/udise-district-dump

Scrapes the UDISE+ dashboard

Primary LanguageJavaScriptMIT LicenseMIT

UDISE District Dump

Scrapes data from the UDISE+ dashboard and generates a consolidated file for all states.

  • scrape.js runs the crawler and downloads the exported XLSX files locally.
  • convert.sh uses the xlsx2csv script to convert to CSV.
  • aggregate.py consolidates the data from individual CSVs to a single CSV.

The final XLSX output is sorted and cleaned manually.

How to set up

You'll need to have npm or yarn installed on your machine. And Python 3.x.

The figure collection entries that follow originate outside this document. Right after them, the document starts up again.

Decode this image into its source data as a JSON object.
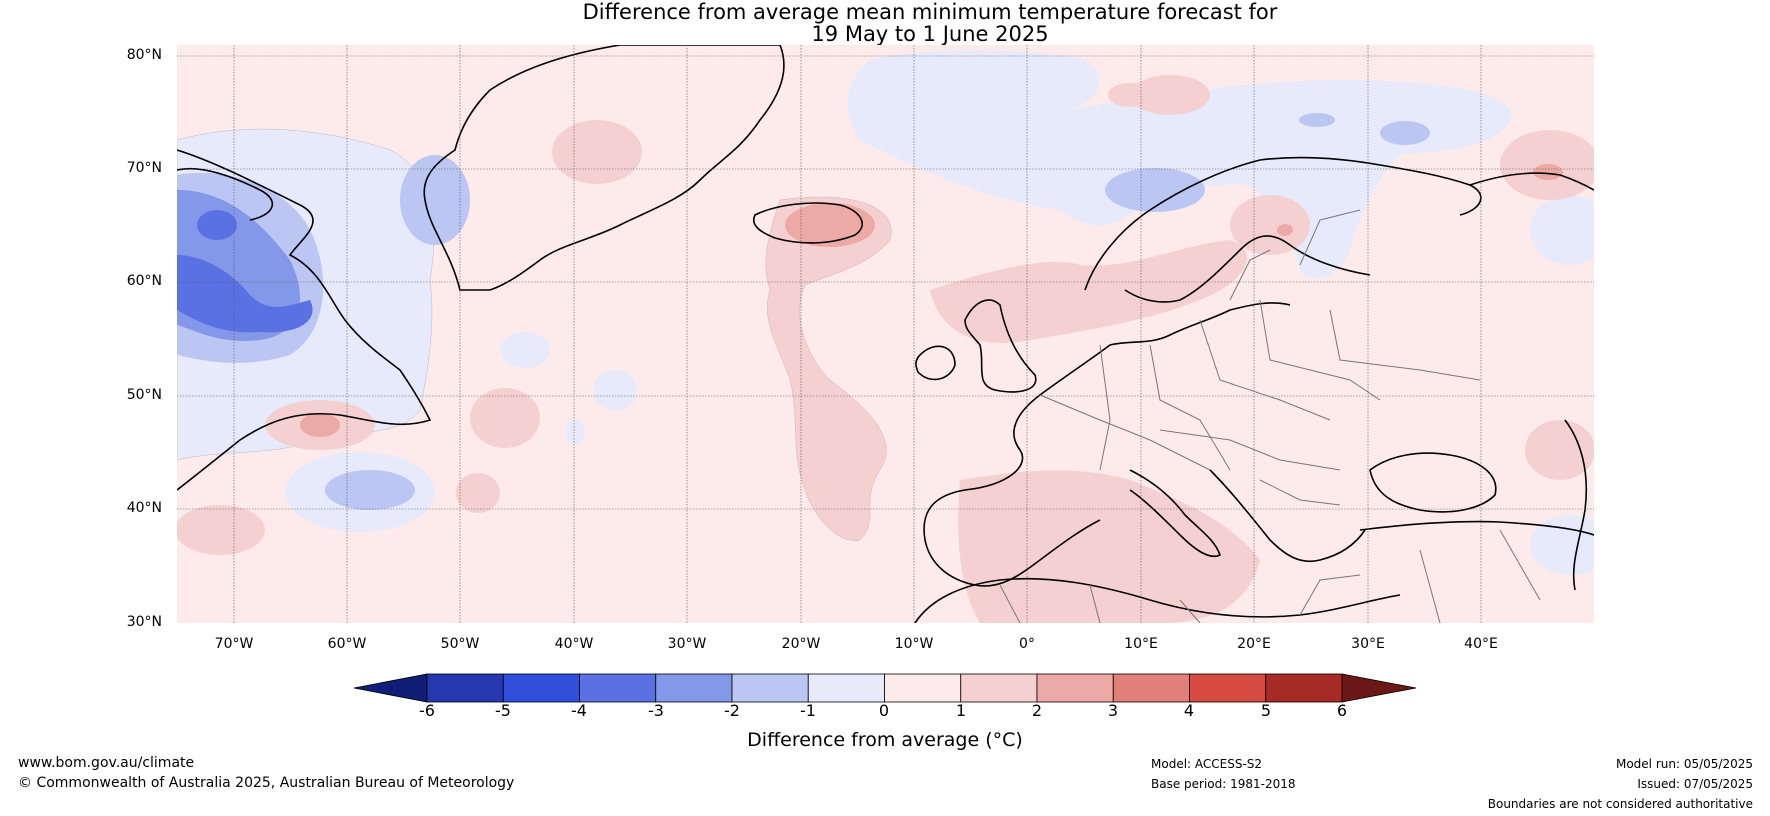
{
  "title": {
    "line1": "Difference from average mean minimum temperature forecast for",
    "line2": "19 May to 1 June 2025"
  },
  "map": {
    "projection": "plate-carree",
    "lon_range": [
      -75,
      50
    ],
    "lat_range": [
      30,
      81
    ],
    "lat_labels": [
      "80°N",
      "70°N",
      "60°N",
      "50°N",
      "40°N",
      "30°N"
    ],
    "lon_labels": [
      "70°W",
      "60°W",
      "50°W",
      "40°W",
      "30°W",
      "20°W",
      "10°W",
      "0°",
      "10°E",
      "20°E",
      "30°E",
      "40°E"
    ],
    "gridlines": true
  },
  "colorbar": {
    "title": "Difference from average (°C)",
    "tick_labels": [
      "-6",
      "-5",
      "-4",
      "-3",
      "-2",
      "-1",
      "0",
      "1",
      "2",
      "3",
      "4",
      "5",
      "6"
    ],
    "colors": [
      "#101e78",
      "#2538b0",
      "#2f4fdc",
      "#5a71e4",
      "#8498ea",
      "#bcc6f3",
      "#e7eafb",
      "#fcebea",
      "#f4d0d0",
      "#eda9a5",
      "#e27f78",
      "#d64a3f",
      "#a62a26",
      "#6d1818"
    ],
    "extend": "both"
  },
  "footer": {
    "url": "www.bom.gov.au/climate",
    "copyright": "© Commonwealth of Australia 2025, Australian Bureau of Meteorology",
    "model": "Model: ACCESS-S2",
    "base_period": "Base period: 1981-2018",
    "model_run": "Model run: 05/05/2025",
    "issued": "Issued: 07/05/2025",
    "disclaimer": "Boundaries are not considered authoritative"
  }
}
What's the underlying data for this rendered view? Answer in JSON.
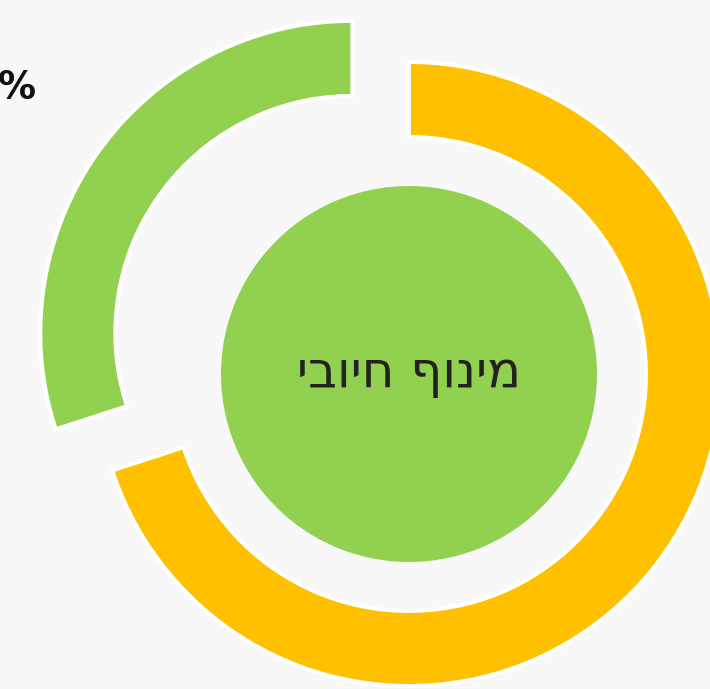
{
  "chart_data": {
    "type": "donut",
    "center_label": "מינוף חיובי",
    "annotations": [
      "%"
    ],
    "categories": [
      null,
      null
    ],
    "values": [
      70,
      30
    ],
    "colors": [
      "#FFC000",
      "#92D050"
    ],
    "center_color": "#92D050"
  }
}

  1. Download this directory. Run yarn or npm install to install the node dependencies.
  2. Download the xlsx2csv.py file from here and place it in the root directory.
  3. If you're on a UNIX system, run chmod +x convert.sh to make the shell script executable.

How to use

  1. Edit the scrape.js file based on your requirements. You'll have to set the CSS selector path for the report that you are looking to scrape. Edit the downloadData function as per your need. Be sure to set sufficient timeout values.
  2. Run node scrape.js. It'll download the XLSX files in a new folder called exports.
  3. Edit the path in the convert.sh file as per your downloaded report.
  4. Run ./convert.sh. It'll create CSV files for all the XLSX files in the same folder in exports.
  5. Edit the path and final output filename in the aggregate.py file. You might have to twiddle around with it more based on what the downloaded reports look like.
  6. Run python aggregate.py. It'll create a consolidated CSV file combining all the reports into one.

Lastly, open the output of #6 in Excel and modify it as you like.